If the water damage is on furniture, a different approach is necessary. Drying the area as well as you can, and then using an upholstery cleaning machine to make sure all the mold spores and mildew are removed (as well as any odors) is the next step. Drying the furniture fully yet a second time will typically restore light water damage to furniture.
Medium Damage That Appears as Bubbles on Paint/Plaster and Dark Spots on Textiles
Medium water damage starts appearing through the paint, drywall, and plaster of affected areas; it takes on a bubbled paint appearance. To restore these areas, the paint is scraped away (since it will eventually crack and fall away anyway), and then the plaster and drywall sections are carefully removed and replaced. New paint is applied after fresh plaster has dried, and then these areas are done. As for dark spots on textiles, special upholstery cleaning agents are used to extract and clean the fabrics on furniture, and then the furniture has to be dried thoroughly.

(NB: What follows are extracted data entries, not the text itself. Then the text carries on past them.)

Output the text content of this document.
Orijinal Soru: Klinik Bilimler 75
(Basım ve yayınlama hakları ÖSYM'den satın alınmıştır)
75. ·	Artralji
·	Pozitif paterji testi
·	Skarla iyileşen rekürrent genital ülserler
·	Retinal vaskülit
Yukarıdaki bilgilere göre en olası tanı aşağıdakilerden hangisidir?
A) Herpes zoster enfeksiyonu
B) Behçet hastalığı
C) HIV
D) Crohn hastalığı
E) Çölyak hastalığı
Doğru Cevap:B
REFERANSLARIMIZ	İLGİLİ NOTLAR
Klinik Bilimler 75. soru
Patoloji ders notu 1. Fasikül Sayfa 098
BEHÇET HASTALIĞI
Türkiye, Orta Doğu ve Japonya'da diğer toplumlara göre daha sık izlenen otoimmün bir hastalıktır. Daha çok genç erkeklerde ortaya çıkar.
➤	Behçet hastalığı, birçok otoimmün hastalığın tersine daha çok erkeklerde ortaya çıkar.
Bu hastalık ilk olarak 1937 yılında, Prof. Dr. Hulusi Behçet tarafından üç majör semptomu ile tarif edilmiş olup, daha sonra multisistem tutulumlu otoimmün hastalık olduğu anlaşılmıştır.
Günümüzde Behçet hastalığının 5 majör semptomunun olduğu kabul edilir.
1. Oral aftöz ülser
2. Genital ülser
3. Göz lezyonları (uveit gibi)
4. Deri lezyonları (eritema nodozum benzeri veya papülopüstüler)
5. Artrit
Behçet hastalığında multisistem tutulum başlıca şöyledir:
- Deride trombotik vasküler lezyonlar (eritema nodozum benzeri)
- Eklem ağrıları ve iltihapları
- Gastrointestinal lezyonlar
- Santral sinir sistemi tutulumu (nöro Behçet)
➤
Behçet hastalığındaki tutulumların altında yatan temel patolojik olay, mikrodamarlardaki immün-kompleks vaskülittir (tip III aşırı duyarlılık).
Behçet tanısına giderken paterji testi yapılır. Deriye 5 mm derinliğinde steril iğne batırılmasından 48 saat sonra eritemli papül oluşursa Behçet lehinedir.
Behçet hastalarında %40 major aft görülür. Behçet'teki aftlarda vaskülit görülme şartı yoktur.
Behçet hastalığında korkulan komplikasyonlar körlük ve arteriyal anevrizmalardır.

Heavy Damage That Appears as Dark Stains, Falling Sections of Ceiling and Walls
This is the worst of water damage. The water has soaked all the way through drywall, plaster, paint, and has stained it every color from rust to black mold. Very careful preparations are made to seal off the area and remove all of these sections of stained and collapsing wall and ceiling. A chemical is sprayed on all of the wood behind these areas to kill mold and mildew. Then the drywall, plaster, and paint on the walls and ceiling are restored new.
As for fabrics, they may not be salvageable. A permanent stain may remain, even after professional cleaning. At that point, you have to decide to either throw away the furniture, or have a furniture upholstery shop remove the damaged textiles and reupholster the furniture.